Disabled bodies are treated as burdens, with city designs remaining inaccessible. Fat bodies are mocked and medicalized, told to slim down to deserve care.
This hierarchy of worth extends globally. The ongoing genocide in Gaza has turned Palestinian men, women and children into statistics, stripped of names and context. In Sudan, mass displacement and famine are met with silence. In the Congo, children mine the minerals that power our devices, their suffering reduced to the cost of convenience. Each crisis exposes the same truth: the world has decided which bodies matter, and which can be sacrificed.
Even our language reveals this logic. Words like “fit,” “normal,” “passing,” “professional” or “safe” disguise centuries of control. A trans body is questioned; a fat body is ridiculed; a disabled body is treated as second-class. A racialized body is expected to educate others on its pain while performing resilience. A poor body is criminalized simply for existing in public space. These contradictions pile up until existence itself becomes labour.

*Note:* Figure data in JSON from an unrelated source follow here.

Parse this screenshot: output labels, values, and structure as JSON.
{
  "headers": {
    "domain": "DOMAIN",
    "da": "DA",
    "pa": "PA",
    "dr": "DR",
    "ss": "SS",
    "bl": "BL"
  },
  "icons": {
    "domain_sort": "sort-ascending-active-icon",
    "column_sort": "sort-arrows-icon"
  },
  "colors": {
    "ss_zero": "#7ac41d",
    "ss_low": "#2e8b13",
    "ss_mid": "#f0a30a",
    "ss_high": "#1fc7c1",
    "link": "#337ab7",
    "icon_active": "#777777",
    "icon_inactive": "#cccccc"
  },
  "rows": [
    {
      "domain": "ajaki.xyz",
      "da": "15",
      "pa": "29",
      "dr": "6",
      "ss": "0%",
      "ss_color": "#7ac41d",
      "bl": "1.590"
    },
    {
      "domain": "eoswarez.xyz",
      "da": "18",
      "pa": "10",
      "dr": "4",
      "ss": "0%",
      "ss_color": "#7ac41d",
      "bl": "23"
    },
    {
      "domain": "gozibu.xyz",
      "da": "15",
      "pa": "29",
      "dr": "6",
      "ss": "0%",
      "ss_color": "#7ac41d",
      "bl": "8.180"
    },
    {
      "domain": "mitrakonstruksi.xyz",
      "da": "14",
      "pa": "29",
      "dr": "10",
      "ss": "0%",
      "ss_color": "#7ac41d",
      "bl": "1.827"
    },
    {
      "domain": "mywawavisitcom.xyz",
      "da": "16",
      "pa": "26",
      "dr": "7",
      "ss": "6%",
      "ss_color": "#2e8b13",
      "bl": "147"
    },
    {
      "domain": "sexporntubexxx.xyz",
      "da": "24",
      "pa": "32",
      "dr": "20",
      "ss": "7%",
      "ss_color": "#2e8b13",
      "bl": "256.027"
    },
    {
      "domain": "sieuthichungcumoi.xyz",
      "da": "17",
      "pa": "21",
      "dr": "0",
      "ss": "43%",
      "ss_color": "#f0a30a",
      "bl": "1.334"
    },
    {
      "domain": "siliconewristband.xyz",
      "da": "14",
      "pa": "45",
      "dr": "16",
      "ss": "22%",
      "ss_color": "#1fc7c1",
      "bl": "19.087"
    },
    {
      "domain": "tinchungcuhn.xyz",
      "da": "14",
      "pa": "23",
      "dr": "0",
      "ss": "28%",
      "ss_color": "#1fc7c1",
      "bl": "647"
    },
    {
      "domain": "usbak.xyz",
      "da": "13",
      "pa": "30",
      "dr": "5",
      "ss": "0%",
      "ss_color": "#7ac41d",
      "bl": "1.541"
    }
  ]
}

Capitalism thrives on that exhaustion. On how much we can endure before collapsing. The system depends on bodies it can overwork and replace. The suffering of some becomes a political spectacle, while others aren’t even valuable enough to view. When people die in shelters, detention centres or police custody, we treat them not as tragedies but as numbers, proof that some lives are simply expected to end quietly.
And yet, there is resistance in the body. In queerness that refuses definition. In immigrant joy that persists. In fatness that takes up space without apology. In disability that refuses pity. In transness that exists without permission. These are not side notes to survival; they are the centre of it.
The Link attempts to confront that hierarchy head-on through our ongoing reporting. We examine the systems that decide whose lives are liveable, and remind readers that these struggles are connected. From the streets of Montreal to picket lines, from hospitals to refugee camps, from vigils to protests, the fight remains the same: every body deserves dignity.
Through reporting, art and testimony, The Link works to challenge the systems that decide whose stories are told—and to amplify those too often forgotten. Because when the world treats some bodies as disposable, resistance begins with remembering they never were.